Em dezembro passado, na semana tranquila entre o Natal e janeiro, caminhei alguns quarteirões até meu escritório e guardei as decorações festivas para mais um ano. Eu sabia que o lugar estaria vazio naquela manhã de fim de semana, o que significava que poderia trabalhar sem muito barulho. Desfazer as coisas de Natal, como desfazer as malas ou limpar depois de uma festa, é melhor fazer rapidamente para que a vida possa seguir em frente.
Minha primeira tarefa foi desligar as luzes de nossa árvore ao ar livre, um cipreste de lago que nossa equipe de escritório plantou há alguns anos. Já escrevi sobre nosso cipreste de lago antes. Eles são uma espécie popular na Louisiana porque resistem bem ao vento e à seca. Havíamos nos reunido do lado de fora e colocado um no chão após a pandemia como um memorial às vidas ceifadas pela tragédia.
Uma pequena árvore resistente parecia um lembrete adequado do que a resiliência pode ser.

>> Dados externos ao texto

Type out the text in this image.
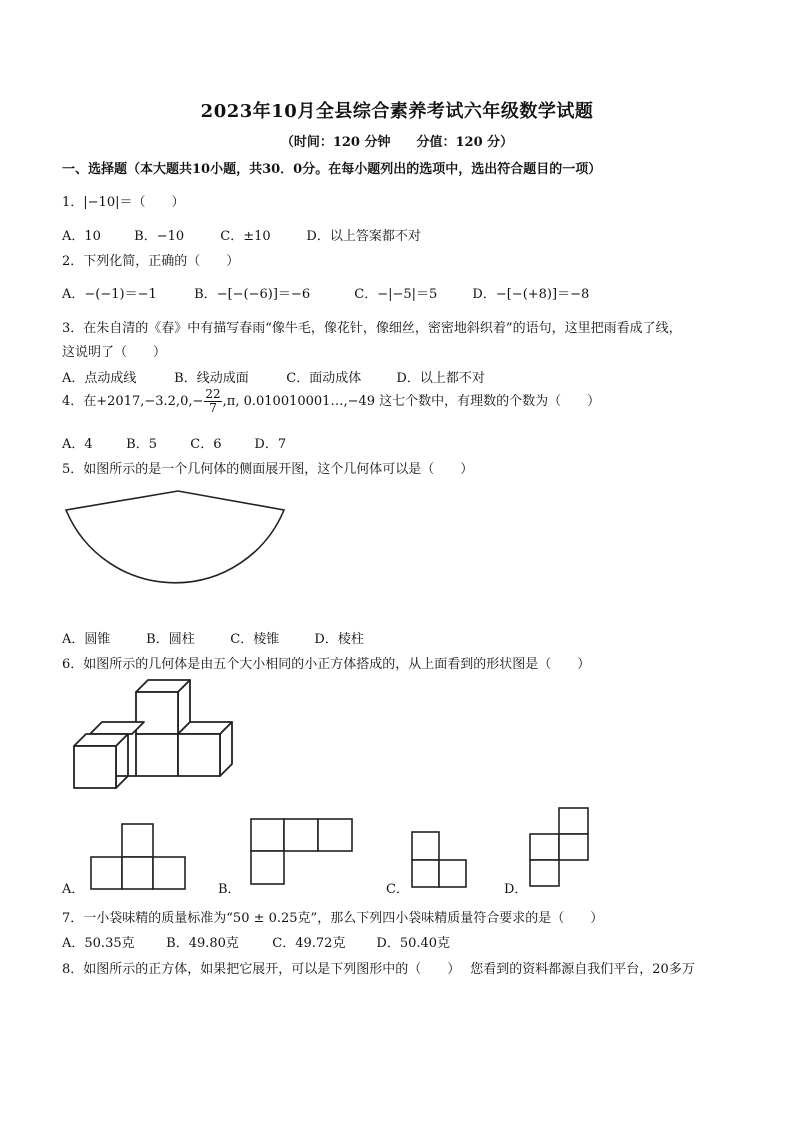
2023年10月全县综合素养考试六年级数学试题
（时间：120 分钟　　分值：120 分）
一、选择题（本大题共10小题，共30．0分。在每小题列出的选项中，选出符合题目的一项）
1．|−10|＝（　　）
A．10	B．−10	C．±10	D．以上答案都不对
2．下列化简，正确的（　　）
A．−(−1)＝−1	B．−[−(−6)]＝−6	C．−|−5|＝5	D．−[−(+8)]＝−8
3．在朱自清的《春》中有描写春雨“像牛毛，像花针，像细丝，密密地斜织着”的语句，这里把雨看成了线，
这说明了（　　）
A．点动成线	B．线动成面	C．面动成体	D．以上都不对
4．在$+2017,-3.2,0,- \frac{22}{7} ,\pi$, 0.010010001…,−49 这七个数中，有理数的个数为（　　）
A．4	B．5	C．6	D．7
5．如图所示的是一个几何体的侧面展开图，这个几何体可以是（　　）
A．圆锥	B．圆柱	C．棱锥	D．棱柱
6．如图所示的几何体是由五个大小相同的小正方体搭成的，从上面看到的形状图是（　　）
A．	B．	C．	D．
7．一小袋味精的质量标准为“50 ± 0.25克”，那么下列四小袋味精质量符合要求的是（　　）
A．50.35克 B．49.80克	C．49.72克 D．50.40克
8．如图所示的正方体，如果把它展开，可以是下列图形中的（　　） 您看到的资料都源自我们平台，20多万
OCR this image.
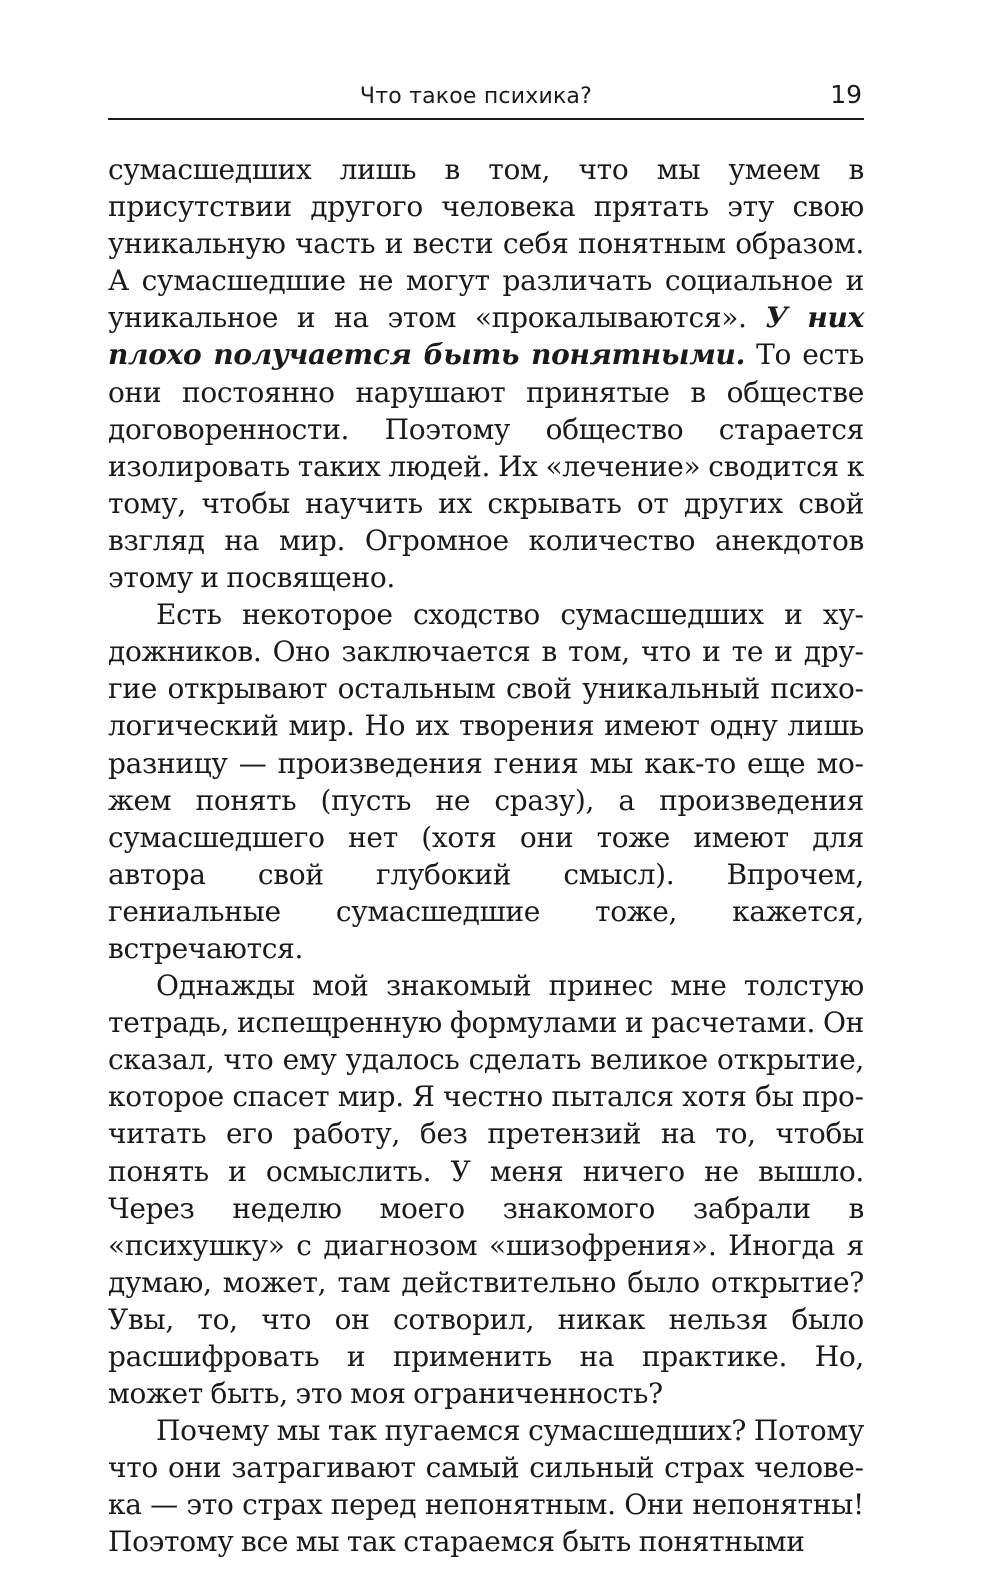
Что такое психика?	19

сумасшедших лишь в том, что мы умеем в присутствии другого человека прятать эту свою уникальную часть и вести себя понятным образом. А сумасшедшие не могут различать социальное и уникальное и на этом «прокалываются». У них плохо получается быть понятными. То есть они постоянно нарушают принятые в обществе договоренности. Поэтому общество старается изолировать таких людей. Их «лечение» сводится к тому, чтобы научить их скрывать от других свой взгляд на мир. Огромное количество анекдотов этому и посвящено.

Есть некоторое сходство сумасшедших и художников. Оно заключается в том, что и те и другие открывают остальным свой уникальный психологический мир. Но их творения имеют одну лишь разницу — произведения гения мы как-то еще можем понять (пусть не сразу), а произведения сумасшедшего нет (хотя они тоже имеют для автора свой глубокий смысл). Впрочем, гениальные сумасшедшие тоже, кажется, встречаются.

Однажды мой знакомый принес мне толстую тетрадь, испещренную формулами и расчетами. Он сказал, что ему удалось сделать великое открытие, которое спасет мир. Я честно пытался хотя бы прочитать его работу, без претензий на то, чтобы понять и осмыслить. У меня ничего не вышло. Через неделю моего знакомого забрали в «психушку» с диагнозом «шизофрения». Иногда я думаю, может, там действительно было открытие? Увы, то, что он сотворил, никак нельзя было расшифровать и применить на практике. Но, может быть, это моя ограниченность?

Почему мы так пугаемся сумасшедших? Потому что они затрагивают самый сильный страх человека — это страх перед непонятным. Они непонятны! Поэтому все мы так стараемся быть понятными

Ao soltar um fio de luz do cipreste, notei uma grande teia de aranha entre os galhos. O dia estava quente e cinzento, e a vizinhança estava envolta em neblina. Como uma vela pegando o vento, a teia reuniu a umidade do ar e a seda da aranha brilhava com gotas de orvalho. Envidraçado pela luz do sol, pendia da árvore como uma pequena constelação, e sua perfeição me consolou com o pensamento de que, embora o Natal tivesse acabado, a alegria não era algo que eu tivesse que guardar junto com as bugigangas do Natal.
Se minha esposa estivesse comigo, ela provavelmente teria avistado a teia de aranha no cipreste do lago antes de mim. Ela é uma especialista em web spotter, muitas vezes apontando-os durante o café da manhã em nosso pátio.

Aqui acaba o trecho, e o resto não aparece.